Im Geschäftsjahr 2011 (1. Oktober 2010 – 30. September 2011) belief sich der Umsatz mit Kunden in Korea auf 1,01 Mrd. EUR. Der Auftragseingang erreichte 1,31 Mrd. EUR. Siemens beschäftigt derzeit etwa 2.000 Mitarbeiter in Korea.
Die Geschichte von Siemens in Korea geht auf die 1960er Jahre zurück, als sich das Unternehmen am Wiederaufbau der Infrastruktur des Landes nach dem Koreakrieg beteiligte. Seither hat Siemens seine geschäftlichen Aktivitäten erheblich erweitert.
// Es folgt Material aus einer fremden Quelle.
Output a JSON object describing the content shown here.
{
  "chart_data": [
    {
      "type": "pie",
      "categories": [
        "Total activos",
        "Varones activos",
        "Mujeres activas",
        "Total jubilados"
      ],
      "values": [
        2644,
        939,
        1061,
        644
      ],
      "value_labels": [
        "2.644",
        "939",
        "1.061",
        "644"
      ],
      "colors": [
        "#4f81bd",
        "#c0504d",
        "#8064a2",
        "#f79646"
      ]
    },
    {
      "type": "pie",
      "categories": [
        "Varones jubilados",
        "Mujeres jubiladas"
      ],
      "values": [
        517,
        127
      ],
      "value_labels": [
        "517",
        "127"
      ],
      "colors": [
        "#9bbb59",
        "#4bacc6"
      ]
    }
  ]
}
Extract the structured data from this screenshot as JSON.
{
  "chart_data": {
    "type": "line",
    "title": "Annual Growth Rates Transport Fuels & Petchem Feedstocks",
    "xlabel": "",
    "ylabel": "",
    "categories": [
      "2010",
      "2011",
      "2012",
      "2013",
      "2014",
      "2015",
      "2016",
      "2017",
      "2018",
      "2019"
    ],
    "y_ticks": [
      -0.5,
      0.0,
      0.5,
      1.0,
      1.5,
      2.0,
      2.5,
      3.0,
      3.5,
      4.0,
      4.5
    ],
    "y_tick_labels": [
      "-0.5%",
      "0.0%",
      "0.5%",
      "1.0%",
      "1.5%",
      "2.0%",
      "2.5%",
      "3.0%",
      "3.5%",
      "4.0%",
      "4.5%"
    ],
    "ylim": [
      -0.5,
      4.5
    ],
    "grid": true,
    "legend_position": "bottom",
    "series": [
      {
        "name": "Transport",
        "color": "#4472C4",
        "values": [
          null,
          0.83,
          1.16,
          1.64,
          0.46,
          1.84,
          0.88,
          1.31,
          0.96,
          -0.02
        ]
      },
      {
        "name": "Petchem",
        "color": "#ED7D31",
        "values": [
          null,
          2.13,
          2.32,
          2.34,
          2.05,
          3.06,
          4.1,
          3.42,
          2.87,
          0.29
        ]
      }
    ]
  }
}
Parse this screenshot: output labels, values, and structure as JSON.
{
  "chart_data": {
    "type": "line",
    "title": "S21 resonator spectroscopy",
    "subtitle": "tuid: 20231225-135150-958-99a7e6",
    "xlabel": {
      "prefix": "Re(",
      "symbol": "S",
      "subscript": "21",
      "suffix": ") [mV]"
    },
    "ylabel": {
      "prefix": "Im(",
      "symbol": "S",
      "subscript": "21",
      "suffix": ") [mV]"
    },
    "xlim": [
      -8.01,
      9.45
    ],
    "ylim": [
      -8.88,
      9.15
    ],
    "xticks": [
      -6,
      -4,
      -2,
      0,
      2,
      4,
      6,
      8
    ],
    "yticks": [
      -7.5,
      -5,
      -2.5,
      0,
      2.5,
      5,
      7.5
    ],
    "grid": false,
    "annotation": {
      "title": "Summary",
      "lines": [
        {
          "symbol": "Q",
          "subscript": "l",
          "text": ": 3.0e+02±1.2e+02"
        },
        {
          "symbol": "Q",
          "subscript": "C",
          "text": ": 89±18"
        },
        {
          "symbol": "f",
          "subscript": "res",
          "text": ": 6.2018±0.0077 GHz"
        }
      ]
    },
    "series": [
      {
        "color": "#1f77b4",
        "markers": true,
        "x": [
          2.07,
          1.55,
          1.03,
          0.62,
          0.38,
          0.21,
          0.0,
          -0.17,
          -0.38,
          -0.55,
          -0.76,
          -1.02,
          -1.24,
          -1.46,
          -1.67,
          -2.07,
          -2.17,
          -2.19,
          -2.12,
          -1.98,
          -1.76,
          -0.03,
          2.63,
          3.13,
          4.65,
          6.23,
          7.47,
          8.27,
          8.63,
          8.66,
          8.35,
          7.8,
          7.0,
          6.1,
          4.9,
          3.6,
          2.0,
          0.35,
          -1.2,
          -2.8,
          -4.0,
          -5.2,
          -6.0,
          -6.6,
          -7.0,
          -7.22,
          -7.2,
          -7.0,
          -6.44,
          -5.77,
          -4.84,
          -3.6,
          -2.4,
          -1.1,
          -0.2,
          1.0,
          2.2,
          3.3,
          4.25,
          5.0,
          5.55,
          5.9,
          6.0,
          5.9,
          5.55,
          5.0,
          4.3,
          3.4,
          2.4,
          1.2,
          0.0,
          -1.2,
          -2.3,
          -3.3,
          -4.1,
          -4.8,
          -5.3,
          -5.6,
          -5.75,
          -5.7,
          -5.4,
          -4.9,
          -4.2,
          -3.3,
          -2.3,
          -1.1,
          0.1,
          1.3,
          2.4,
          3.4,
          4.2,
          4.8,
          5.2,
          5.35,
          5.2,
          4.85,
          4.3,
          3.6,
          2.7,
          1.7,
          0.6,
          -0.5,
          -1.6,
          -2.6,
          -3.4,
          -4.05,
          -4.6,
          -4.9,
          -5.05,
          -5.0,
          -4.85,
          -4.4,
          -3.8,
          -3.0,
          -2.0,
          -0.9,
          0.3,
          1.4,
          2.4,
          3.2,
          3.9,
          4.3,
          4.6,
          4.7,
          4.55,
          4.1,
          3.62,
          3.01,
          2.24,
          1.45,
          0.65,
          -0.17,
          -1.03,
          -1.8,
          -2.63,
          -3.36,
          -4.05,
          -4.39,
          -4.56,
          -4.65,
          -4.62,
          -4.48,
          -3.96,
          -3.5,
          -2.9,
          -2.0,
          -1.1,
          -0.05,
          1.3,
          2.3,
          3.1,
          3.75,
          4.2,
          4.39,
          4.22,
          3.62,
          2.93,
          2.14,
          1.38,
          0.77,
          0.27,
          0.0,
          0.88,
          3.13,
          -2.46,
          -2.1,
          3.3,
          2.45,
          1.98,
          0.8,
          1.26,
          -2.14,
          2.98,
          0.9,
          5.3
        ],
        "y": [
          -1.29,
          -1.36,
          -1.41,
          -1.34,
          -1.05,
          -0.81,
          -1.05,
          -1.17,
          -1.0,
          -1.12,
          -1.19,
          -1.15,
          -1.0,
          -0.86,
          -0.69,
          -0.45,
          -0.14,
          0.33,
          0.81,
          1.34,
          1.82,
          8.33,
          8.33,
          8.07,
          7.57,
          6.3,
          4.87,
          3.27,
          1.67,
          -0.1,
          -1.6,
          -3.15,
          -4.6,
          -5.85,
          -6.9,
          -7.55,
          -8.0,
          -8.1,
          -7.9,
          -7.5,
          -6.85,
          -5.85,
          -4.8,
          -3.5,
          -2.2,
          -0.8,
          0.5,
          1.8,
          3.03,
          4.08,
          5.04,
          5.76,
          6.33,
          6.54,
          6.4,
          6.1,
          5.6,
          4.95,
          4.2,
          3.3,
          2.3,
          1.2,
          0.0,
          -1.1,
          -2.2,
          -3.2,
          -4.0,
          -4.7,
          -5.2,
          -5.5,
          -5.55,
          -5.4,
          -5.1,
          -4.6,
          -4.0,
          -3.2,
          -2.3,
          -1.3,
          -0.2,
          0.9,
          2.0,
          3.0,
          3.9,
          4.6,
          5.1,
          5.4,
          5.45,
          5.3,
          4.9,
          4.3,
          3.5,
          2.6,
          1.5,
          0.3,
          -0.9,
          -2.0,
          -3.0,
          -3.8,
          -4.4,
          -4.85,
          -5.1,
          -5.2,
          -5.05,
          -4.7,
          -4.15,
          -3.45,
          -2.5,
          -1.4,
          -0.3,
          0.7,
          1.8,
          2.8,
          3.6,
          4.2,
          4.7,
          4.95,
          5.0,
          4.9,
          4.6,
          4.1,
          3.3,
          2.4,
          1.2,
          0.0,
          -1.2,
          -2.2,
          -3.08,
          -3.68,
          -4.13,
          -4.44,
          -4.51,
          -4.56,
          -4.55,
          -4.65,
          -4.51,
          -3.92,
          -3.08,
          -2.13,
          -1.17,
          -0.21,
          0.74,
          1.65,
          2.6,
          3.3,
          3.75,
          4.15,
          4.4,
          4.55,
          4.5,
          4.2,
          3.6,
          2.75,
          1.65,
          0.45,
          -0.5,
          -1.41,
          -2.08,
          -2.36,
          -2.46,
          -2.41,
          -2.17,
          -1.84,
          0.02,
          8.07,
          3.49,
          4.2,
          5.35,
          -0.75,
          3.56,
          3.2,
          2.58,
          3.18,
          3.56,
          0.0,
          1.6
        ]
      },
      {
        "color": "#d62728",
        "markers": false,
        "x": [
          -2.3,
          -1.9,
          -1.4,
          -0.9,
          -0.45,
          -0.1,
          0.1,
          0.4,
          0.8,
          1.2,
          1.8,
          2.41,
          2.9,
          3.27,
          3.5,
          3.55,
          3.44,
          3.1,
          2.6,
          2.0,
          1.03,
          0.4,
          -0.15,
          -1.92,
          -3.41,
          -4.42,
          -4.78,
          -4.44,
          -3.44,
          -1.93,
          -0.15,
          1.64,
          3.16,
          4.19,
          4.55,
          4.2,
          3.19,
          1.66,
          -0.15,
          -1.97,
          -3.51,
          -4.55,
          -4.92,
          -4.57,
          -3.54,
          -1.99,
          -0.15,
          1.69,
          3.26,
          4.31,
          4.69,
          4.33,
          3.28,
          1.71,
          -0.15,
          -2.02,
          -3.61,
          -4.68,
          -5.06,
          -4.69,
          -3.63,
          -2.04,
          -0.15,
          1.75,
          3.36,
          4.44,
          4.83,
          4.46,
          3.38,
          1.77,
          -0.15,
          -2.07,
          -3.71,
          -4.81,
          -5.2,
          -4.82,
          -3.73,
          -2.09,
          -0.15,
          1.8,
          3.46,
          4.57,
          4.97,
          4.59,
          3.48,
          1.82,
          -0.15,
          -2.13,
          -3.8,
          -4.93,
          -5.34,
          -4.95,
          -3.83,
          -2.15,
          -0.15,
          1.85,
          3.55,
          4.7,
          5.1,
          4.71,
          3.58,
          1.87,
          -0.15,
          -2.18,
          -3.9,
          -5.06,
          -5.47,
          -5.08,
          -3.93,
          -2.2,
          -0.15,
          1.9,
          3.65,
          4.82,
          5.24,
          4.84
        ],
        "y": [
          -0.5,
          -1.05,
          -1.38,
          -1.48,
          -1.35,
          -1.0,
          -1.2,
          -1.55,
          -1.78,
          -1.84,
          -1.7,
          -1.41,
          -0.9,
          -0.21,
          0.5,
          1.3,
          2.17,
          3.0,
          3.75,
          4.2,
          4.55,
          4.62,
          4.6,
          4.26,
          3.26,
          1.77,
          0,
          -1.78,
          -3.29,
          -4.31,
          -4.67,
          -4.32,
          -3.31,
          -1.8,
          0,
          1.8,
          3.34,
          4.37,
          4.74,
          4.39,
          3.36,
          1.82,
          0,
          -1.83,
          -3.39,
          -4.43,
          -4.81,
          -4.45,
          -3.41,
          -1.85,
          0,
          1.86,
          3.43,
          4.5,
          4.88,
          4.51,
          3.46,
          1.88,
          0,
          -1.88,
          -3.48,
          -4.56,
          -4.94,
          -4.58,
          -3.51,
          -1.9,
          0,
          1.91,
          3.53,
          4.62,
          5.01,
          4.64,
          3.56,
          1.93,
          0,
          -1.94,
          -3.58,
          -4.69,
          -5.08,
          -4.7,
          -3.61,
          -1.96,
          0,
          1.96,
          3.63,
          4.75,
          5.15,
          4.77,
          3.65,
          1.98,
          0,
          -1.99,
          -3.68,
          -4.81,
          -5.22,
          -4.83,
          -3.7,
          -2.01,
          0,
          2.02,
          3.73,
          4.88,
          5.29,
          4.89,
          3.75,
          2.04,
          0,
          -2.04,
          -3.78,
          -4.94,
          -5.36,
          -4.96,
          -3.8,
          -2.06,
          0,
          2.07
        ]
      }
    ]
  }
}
Als Good Corporate Citizen – also als Unternehmen, das gesellschaftliche Verantwortung übernimmt – führt Siemens in Korea seit 2007 das Programm „Siemens Caring Hands Ai SaRang KiKeum“ zur Unterstützung von Kindern mit nur einem Elternteil durch.
Siemens erhielt von GS Electric Power and Services (GS EPS) einen Auftrag über die Lieferung seiner neuesten und energieeffizientesten Gasturbine der H-Klasse. Dieser Turbinentyp wurde erstmals in Asien bestellt. Siemens feierte im Jahr 2011 die Auslieferung des 20. Ultraschallsystems. 60 Prozent der weltweit verkauften Siemens-Ultraschallsysteme stammen aus der Produktion in Korea.